KUALA LUMPUR: Maxis has invested close to US$7 billion (RM28 billion) in India’s wireless telephony market but has yet to make any money. Now, it is being asked to invest at least another US$1 billion by March.
According to a report in The Business Standard, banks which had lent money to Maxis’ unit in India, Aircel, are asking it to either infuse more funds into the company or go to the National Companies Law Tribunal (NCLT) for arbitration.
The lenders have called a meeting for tomorrow to take a final call on the company’s future.
The Business Standard reported that the lenders have asked Maxis, which owns 74% equity in Aircel, to invest at least another US$1 billion so that it can meet its debt obligations.

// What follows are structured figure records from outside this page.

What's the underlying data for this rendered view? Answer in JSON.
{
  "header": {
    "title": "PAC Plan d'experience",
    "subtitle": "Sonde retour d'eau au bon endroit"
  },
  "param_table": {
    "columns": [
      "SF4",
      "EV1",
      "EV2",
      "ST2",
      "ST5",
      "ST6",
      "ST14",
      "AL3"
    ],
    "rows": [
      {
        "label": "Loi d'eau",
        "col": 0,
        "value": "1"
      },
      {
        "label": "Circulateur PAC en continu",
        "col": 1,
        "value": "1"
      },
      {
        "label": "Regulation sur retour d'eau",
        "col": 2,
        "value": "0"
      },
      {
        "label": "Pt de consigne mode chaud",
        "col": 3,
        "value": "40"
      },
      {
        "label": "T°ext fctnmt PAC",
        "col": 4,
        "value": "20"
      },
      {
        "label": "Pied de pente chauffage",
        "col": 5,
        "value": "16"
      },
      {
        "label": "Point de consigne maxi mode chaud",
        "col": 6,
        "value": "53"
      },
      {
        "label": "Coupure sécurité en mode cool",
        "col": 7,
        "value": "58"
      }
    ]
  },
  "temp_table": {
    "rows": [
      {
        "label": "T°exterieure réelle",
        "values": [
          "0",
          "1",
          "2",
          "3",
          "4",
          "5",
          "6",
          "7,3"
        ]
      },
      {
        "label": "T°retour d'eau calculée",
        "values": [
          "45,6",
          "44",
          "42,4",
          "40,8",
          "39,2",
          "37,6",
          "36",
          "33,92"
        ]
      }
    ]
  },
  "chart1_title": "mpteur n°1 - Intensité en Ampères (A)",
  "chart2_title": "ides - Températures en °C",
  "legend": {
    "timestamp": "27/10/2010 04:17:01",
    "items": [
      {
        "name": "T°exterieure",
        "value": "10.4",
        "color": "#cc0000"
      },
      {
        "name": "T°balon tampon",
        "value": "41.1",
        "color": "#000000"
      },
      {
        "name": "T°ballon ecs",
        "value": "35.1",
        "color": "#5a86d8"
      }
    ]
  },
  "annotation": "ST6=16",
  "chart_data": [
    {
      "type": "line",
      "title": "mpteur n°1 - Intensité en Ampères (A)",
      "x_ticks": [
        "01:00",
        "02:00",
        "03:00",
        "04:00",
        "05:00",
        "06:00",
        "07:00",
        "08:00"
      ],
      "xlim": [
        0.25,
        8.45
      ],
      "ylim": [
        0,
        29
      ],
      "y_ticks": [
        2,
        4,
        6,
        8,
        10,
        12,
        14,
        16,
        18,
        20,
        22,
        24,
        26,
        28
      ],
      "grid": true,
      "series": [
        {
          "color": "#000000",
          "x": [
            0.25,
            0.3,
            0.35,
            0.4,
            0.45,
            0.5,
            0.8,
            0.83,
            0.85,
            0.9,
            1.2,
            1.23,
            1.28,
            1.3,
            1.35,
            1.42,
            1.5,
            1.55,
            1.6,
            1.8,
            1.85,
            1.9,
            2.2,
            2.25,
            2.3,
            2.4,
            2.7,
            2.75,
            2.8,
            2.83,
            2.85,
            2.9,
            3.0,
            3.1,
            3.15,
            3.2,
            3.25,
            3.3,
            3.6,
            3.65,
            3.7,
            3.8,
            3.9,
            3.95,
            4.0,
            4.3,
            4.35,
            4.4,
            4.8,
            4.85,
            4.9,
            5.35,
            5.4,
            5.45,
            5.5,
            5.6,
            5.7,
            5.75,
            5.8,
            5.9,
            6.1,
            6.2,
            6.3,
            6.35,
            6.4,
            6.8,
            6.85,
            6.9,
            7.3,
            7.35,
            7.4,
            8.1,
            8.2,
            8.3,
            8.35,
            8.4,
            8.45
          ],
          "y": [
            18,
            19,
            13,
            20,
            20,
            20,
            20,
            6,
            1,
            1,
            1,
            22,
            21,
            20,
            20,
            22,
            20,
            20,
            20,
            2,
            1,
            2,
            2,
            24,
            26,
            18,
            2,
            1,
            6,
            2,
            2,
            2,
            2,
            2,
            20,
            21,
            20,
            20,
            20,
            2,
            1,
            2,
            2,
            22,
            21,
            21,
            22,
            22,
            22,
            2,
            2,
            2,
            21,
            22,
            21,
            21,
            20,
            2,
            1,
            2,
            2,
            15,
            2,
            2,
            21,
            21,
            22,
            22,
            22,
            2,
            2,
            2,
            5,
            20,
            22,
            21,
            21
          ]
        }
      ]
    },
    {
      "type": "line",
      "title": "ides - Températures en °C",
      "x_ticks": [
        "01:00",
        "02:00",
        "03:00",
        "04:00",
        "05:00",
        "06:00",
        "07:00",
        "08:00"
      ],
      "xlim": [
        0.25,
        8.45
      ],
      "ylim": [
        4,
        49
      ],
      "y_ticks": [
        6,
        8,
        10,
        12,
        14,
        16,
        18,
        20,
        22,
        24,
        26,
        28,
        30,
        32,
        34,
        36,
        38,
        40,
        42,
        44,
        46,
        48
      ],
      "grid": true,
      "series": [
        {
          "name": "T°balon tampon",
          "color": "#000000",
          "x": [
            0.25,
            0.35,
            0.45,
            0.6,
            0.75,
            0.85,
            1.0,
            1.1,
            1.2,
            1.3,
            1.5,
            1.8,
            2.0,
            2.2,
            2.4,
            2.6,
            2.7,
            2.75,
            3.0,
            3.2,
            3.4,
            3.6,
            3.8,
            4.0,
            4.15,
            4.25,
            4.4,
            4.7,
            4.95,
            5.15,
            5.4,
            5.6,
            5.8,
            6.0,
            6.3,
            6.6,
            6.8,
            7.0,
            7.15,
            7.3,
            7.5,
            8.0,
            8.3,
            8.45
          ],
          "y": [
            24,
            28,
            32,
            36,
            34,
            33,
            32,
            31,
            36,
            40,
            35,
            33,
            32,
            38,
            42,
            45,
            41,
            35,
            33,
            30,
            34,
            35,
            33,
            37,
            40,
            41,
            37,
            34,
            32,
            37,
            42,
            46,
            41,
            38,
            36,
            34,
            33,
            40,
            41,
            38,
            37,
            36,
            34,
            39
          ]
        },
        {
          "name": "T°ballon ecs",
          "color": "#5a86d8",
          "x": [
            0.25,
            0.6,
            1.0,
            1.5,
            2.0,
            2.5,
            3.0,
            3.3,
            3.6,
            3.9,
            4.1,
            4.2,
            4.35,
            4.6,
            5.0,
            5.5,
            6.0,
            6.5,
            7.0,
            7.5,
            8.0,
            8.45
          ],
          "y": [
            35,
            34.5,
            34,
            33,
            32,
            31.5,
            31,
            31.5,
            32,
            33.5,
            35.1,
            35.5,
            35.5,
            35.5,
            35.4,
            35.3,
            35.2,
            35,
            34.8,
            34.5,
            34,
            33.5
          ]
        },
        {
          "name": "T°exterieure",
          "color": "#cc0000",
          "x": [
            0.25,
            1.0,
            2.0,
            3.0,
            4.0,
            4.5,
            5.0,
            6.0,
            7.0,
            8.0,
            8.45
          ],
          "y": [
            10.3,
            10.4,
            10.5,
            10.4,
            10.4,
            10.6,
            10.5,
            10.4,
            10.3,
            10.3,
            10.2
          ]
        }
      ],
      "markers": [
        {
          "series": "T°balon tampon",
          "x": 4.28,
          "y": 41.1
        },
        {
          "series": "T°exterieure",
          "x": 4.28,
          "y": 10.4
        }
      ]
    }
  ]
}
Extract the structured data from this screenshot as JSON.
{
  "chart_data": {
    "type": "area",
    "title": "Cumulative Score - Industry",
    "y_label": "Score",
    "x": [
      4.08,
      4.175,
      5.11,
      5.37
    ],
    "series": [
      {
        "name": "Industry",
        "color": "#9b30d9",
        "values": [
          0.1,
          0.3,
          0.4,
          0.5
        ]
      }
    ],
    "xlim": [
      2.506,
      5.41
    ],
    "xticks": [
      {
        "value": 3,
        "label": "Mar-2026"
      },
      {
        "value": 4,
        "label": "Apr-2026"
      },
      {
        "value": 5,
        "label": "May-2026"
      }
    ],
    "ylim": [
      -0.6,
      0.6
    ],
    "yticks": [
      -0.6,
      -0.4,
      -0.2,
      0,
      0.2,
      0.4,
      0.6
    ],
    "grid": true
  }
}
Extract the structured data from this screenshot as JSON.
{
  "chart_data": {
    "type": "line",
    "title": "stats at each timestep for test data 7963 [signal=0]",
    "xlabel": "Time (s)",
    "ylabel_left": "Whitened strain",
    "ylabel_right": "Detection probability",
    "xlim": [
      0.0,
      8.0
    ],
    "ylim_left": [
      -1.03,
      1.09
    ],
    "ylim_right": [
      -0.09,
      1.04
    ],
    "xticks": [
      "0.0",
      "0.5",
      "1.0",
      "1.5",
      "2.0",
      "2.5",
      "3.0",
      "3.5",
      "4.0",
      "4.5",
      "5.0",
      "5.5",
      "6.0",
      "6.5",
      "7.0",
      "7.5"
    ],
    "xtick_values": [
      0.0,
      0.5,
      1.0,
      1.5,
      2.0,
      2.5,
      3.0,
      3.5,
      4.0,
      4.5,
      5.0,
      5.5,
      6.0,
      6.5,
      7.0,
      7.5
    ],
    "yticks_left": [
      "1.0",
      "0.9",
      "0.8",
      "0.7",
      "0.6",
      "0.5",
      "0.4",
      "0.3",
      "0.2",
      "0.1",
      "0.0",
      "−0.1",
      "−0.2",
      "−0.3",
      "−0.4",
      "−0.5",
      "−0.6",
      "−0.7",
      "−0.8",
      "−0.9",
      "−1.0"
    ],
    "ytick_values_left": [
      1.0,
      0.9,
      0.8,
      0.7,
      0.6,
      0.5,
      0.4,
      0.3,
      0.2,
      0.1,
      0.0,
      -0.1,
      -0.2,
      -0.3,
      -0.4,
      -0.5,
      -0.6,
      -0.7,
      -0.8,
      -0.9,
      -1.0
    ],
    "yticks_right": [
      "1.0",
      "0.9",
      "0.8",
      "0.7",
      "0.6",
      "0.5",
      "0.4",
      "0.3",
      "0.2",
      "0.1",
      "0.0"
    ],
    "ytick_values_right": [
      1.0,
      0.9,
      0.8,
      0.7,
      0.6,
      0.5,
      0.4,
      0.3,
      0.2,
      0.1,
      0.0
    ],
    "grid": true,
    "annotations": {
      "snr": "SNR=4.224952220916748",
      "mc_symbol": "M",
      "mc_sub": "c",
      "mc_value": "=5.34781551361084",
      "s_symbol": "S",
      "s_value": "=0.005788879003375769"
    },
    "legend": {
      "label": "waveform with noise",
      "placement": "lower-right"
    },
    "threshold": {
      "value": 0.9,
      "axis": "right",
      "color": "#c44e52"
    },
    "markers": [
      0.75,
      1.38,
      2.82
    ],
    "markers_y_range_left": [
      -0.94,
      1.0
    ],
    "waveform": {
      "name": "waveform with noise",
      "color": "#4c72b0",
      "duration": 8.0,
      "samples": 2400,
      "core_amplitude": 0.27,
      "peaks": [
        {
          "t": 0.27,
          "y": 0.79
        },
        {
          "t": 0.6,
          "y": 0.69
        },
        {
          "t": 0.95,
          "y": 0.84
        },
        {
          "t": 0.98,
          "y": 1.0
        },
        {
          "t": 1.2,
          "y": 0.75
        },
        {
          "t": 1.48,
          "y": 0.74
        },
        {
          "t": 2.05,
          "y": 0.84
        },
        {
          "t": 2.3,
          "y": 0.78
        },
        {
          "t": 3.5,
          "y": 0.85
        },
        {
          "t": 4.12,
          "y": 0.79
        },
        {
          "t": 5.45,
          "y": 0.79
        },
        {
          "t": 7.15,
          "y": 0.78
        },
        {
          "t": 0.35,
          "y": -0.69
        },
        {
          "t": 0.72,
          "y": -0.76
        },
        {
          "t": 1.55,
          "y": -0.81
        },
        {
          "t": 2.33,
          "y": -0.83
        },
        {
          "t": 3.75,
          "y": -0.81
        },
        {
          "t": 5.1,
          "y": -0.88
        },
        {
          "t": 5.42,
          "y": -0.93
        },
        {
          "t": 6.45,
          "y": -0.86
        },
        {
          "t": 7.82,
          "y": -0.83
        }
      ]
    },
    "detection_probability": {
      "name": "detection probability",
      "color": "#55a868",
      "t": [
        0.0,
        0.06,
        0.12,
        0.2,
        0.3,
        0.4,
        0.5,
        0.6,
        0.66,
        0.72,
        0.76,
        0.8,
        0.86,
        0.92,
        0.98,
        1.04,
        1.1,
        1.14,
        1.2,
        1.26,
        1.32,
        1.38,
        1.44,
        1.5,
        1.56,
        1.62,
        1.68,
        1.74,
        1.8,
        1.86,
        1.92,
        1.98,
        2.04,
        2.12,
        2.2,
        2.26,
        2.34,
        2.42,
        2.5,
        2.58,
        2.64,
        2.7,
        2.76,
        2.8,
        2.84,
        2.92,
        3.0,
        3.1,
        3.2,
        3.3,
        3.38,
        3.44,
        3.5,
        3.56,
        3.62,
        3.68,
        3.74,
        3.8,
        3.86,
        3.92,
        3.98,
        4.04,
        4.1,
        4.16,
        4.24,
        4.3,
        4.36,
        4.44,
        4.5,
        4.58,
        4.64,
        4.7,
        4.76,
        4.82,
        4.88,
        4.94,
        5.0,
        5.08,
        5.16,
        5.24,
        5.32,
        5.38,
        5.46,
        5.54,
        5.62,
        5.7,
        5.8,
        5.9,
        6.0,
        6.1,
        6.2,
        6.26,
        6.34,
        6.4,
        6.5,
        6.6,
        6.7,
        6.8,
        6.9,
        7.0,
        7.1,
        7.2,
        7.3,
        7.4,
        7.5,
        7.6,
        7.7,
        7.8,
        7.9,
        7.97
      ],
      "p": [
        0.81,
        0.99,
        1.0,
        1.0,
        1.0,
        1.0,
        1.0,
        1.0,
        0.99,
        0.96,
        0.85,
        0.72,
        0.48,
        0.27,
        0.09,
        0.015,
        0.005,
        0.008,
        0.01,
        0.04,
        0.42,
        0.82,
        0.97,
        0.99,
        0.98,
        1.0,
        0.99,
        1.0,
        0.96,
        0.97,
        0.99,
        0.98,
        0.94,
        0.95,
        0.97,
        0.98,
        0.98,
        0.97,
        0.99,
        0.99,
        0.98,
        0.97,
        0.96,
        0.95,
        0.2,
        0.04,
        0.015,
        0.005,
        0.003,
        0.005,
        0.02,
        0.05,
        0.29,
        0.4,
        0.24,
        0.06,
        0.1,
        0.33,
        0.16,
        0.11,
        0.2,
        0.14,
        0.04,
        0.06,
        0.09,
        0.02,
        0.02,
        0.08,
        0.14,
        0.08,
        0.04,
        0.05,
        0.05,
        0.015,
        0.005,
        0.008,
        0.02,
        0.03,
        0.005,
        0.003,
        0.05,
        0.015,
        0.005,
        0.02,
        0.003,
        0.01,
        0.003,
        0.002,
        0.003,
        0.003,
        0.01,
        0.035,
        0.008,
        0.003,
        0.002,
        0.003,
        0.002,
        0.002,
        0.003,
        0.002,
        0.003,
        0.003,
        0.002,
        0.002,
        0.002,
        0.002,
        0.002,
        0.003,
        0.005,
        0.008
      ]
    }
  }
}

Lenders are pushing for new infusion of money as they expect the company’s financial metrics to fall further as Aircel plans to shut services in six areas in India.
The report quoted banking sources as saying that if money was not invested in Aircel by March to repay its debt, they would have no choice but to send the company to the NCLT for resolution under the Insolvency and Bankruptcy Code.
Aircel has already defaulted on repayment of interest on its debt obligations worth Rs174 billion on account of its weak liquidity position, the report said.
Aircel, according to its website, is India’s fifth largest and fastest growing GSM mobile service provider with a subscriber base of 65.1 million.
The Business Standard reported that until October last year, Aircel was planning a merger with Anil Ambani-owned Reliance Communications (Rcom) but this did not go through as they did not get approval from India’s Department of Communications.
Aircel has tried to seek a merger with telecom tower company GTL Infrastructure but minority shareholders of GTL Infra do not favour such a merger, the report added.
The report quoted an Aircel spokesperson as saying Maxis was committed to its India operations.